I have been noticing a trend where homes new to the market have offers quickly and within a few weeks they are back on the market. This is not good for the buyer or seller as it can waist time for both parties. In response to that, several agents require the buyer to see the property and I also check to see if the agent has shown the property prior to presenting their offer since not showing a property adds an element of risk to the offer.
Our market has shifted and there is limited inventory compared to a year or two ago. If you are wanting to purchase property site unseen and then use the inspection period to do your "due diligence" that is one avenue.
You can also plan on coming out and have your agent set up properties for you to see and understand what these properties consist of.
Would you purchase a car without seeing it and without checking under the hood and take it for a test drive?
What are your intentions of this property? A second home or rental investments? Have you done your homework to make sure these electronic bid properties are in area's that will do what you want?
I can't answer for any of my other fellow realtors - for me I believe it's important to meet the client and find out what they're looking for if at all possible. It's a process and one once I go out and meet with them and show them property I'm better equipped to preview homes for them if they are out of state as a second home.
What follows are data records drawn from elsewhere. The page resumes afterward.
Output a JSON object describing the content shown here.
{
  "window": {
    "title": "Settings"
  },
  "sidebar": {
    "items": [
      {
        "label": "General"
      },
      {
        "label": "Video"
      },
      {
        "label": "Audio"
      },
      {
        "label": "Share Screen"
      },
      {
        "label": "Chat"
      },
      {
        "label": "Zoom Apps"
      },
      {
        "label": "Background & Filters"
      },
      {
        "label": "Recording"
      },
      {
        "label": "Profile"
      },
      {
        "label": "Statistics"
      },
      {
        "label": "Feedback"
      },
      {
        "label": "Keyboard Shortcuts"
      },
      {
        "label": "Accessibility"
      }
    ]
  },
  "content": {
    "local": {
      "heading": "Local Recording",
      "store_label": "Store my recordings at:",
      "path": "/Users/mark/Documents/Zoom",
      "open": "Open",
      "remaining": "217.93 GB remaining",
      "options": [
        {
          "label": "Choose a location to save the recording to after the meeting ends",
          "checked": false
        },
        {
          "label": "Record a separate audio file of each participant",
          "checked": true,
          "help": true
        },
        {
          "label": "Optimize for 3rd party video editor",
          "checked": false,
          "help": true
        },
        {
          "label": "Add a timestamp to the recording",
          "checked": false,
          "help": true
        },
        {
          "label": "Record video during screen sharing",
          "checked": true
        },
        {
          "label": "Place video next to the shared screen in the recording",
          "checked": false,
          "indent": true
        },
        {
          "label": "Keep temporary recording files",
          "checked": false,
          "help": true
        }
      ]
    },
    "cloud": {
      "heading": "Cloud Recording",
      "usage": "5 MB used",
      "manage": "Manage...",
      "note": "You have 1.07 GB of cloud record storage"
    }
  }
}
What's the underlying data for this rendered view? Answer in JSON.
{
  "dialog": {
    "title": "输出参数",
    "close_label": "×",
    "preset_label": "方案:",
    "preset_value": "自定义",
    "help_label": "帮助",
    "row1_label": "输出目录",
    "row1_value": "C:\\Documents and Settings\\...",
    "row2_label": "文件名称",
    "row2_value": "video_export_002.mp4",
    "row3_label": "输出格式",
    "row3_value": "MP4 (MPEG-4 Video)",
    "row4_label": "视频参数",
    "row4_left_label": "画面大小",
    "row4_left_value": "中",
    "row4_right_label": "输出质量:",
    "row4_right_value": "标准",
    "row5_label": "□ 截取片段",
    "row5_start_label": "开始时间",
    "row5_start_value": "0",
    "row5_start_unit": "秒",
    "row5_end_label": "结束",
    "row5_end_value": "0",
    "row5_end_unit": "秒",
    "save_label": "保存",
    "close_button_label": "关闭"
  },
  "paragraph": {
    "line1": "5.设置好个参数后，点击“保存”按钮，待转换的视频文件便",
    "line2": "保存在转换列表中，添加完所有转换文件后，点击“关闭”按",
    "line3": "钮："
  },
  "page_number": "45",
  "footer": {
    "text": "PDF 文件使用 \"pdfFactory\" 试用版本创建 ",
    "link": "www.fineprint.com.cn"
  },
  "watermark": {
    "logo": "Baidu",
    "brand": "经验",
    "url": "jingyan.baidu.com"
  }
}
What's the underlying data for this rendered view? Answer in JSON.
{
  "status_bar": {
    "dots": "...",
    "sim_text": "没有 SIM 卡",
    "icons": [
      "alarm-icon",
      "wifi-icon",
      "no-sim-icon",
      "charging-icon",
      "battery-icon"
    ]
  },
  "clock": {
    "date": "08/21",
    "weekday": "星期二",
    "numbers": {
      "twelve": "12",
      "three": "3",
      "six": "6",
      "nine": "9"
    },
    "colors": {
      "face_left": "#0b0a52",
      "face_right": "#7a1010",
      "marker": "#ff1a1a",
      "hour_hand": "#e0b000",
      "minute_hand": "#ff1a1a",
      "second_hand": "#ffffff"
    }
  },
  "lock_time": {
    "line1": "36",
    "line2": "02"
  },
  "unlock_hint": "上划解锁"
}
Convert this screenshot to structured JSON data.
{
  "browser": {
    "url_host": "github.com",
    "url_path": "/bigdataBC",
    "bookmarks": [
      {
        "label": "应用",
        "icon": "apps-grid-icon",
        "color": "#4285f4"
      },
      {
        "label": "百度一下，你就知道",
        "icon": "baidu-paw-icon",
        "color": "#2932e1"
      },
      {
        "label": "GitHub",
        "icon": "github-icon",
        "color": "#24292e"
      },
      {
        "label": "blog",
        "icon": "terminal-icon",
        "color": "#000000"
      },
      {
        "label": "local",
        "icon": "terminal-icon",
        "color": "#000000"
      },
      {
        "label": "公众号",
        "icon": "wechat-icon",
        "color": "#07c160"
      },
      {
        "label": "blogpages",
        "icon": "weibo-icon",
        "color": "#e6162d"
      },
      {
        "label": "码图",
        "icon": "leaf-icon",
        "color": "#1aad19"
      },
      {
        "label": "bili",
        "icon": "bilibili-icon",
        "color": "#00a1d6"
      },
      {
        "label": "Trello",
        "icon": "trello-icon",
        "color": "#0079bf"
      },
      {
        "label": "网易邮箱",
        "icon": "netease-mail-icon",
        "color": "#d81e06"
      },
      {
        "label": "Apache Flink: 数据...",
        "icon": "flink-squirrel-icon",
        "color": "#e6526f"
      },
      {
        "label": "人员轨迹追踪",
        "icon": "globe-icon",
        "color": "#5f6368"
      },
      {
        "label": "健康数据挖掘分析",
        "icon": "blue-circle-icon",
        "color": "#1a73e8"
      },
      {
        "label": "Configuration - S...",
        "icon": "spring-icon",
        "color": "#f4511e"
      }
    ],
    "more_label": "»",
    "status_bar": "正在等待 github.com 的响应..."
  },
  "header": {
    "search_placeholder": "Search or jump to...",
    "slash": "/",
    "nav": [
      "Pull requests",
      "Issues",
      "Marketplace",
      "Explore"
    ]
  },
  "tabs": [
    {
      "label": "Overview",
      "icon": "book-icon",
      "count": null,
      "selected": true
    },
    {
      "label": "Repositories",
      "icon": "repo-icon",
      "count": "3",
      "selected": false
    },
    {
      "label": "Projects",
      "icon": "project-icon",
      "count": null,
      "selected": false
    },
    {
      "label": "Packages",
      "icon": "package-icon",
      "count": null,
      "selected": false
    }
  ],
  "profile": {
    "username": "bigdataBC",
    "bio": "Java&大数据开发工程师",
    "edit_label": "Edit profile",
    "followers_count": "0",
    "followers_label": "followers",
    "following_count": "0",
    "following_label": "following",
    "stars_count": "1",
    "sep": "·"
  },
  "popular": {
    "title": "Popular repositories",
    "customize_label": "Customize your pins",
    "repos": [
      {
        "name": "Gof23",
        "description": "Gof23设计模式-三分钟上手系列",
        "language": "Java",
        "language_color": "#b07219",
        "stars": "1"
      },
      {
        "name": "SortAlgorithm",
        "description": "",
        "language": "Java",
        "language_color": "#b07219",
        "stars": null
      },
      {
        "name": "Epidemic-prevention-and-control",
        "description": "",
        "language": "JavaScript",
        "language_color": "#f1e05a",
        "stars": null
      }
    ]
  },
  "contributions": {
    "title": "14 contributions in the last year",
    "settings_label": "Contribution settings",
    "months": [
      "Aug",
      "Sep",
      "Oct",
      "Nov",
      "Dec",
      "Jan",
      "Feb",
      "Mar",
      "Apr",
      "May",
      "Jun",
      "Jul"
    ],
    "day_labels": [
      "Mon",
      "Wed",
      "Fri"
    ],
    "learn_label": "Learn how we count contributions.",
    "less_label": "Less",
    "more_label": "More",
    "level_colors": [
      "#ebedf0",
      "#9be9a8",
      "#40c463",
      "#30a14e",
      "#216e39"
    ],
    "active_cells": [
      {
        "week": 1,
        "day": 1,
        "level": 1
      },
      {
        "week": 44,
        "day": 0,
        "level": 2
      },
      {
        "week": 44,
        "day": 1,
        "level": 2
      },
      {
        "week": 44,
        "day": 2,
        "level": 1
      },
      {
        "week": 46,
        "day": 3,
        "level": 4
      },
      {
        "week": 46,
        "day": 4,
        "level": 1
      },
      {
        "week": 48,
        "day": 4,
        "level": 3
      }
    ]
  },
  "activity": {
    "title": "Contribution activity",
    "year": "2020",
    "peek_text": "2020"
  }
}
If you're looking to acquire properties as an investor and not care where or condition then the process you're doing is one that will work.
Hope this helps.
Realtor Keller Williams Sonoran Living
The basics here are accurate....any really good offerings that come onto the market as "foreclosures" will go to contract very, very quickly. Thus, those buyers that are prepared to make a quick decision clearly have an advantage over others.
You agent is telling you to make a quick offer and then use an inspection as a "fail safe" to get out of the agreement in the event you don't like the home. If this results in a multiple offer situation, you may be asked to present your "highest and best" offer...on which the lender will make their buyer decision.
There is always great risk in buying anything "sight unseen!" From where I sit, seeing the property before making an offer, makes a whole lot of sense.